For a woman who considers getting plastic surgery, the question is not a superficial or vacuous one. She writes: “The beauty myth is always actually prescribing behavior and not appearance” (Wolf, 489). Beauty is never skin deep; that is, one reason why a woman might want to be beautiful is because her exterior appearance is taken to be a sign of her worth and of her interior personhood. A beautiful woman is thought to be a good woman, one who is disciplined and whose life is in proportion.

This is evidenced in work that is done with women (and increasingly more and more men) who suffer from eating disorders. These individuals report that, for then, their eating disorders are about control, about showing the world that they have great discipline and are inherently good, disciplined, and virtuous in the particularly American protestant work ethic (See Bordo below, whom I read for another class).

Where Easterbrook fails to see underneath the surface of the plastic surgery craze, Naomi wolf shows us that it is behaviors that are the aim, not simply appearance. The gendered analysis is important because we can begin to question why it is women’s preoccupation with image that is taken as the chief example of frivolous vacuity, when surely men’s investment is the pornography industry can be read as a much more morally objectionable practice.

In any case, all of these practices can be taken together and read as signs, as symbols by which culture communicates a code of acceptability to its members. According to popular semiotics professor and cultural critic Jack Solomon: “America is a nation of fantasizers, often preferring the sign to the substance and easily enthralled by a veritable Fantasy Island of commercial illusions” (Solomon, 413). What Solomon describes is an America closer to that imagined by Easterbrook, but minus the normativity.
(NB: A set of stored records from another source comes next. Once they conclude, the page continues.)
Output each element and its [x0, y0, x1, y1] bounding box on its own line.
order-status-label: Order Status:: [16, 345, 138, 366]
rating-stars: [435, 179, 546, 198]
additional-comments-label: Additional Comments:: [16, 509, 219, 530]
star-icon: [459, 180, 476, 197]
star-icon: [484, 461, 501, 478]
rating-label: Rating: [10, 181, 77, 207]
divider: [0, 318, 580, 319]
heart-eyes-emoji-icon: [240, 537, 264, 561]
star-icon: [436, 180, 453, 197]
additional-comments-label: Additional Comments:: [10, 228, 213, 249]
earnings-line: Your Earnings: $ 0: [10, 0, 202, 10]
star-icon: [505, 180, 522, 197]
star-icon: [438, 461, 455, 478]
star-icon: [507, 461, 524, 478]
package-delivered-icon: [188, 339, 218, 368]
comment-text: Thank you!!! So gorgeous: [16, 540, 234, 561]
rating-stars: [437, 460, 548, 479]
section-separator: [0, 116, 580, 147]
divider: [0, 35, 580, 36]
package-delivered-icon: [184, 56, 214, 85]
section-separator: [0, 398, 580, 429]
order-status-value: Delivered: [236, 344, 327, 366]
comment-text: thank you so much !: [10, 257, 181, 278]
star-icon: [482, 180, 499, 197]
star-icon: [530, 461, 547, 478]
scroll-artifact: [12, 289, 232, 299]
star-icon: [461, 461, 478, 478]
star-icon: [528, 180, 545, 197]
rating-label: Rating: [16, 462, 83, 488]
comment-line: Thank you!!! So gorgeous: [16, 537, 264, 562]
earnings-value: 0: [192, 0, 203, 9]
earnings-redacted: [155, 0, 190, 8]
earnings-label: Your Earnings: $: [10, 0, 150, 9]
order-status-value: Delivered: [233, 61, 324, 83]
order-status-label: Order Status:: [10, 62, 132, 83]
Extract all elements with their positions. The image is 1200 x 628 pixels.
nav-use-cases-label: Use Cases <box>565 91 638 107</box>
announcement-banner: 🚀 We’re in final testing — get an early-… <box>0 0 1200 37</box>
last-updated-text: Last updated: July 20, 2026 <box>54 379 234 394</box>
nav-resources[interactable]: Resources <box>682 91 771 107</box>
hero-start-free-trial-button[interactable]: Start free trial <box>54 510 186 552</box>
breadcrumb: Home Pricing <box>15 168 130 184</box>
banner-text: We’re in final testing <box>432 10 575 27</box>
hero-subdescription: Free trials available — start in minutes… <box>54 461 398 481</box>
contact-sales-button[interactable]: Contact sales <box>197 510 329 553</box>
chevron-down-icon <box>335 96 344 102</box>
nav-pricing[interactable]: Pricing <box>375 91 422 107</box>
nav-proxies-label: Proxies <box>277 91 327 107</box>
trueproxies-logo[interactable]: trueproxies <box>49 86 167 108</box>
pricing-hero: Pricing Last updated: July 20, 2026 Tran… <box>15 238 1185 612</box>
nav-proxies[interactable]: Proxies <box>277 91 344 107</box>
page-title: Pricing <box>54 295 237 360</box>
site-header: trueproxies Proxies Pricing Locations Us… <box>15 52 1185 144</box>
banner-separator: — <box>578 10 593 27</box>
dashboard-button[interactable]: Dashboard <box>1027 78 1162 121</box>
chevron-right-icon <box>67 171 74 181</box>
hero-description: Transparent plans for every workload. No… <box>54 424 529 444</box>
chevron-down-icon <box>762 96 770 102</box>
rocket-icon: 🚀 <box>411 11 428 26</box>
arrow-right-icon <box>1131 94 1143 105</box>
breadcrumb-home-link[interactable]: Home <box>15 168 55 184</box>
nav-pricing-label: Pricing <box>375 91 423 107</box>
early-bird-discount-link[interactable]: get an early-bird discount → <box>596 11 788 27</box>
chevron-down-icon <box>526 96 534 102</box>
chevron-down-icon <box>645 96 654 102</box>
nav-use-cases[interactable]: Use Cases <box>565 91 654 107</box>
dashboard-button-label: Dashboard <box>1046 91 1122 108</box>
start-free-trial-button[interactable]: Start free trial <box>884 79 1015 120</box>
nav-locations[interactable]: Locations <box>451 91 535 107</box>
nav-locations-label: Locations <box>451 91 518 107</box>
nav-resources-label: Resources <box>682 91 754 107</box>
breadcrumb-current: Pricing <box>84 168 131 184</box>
That is, Solomon sees meaning in every little sign or symbol in culture. Either all is surface play of meaning without depth, or all these signs point to a depth beyond the immediately apparent. According to this viewpoint, the problem of our culture is not that we have lost touch with some transcendent being (read: God), but that we prefer not to be on communion with anything grander than a pair of Ferragamo shoes or a Ferrari car. We love our status symbols and our wealth, and the dazzling display satisfies us, if only for a short while.

We are a nation of dreamers and we will believe in this dream of prosperity for as long as we possibly can. Bibliography Bordo, Susan. (2004) “Reading the slender body. ” Unbearable Weight. Berkeley and Los Angeles: University of California Press. Easterbrook, Greg. (2003) The Progress Paradox. New York: Random House. Solomon, Jack. (1990) The Sign Of Our Times. New York: HarperCollins. Wolf, Naomi. (2002) The Beauty Myth. New York: Harper Perennial.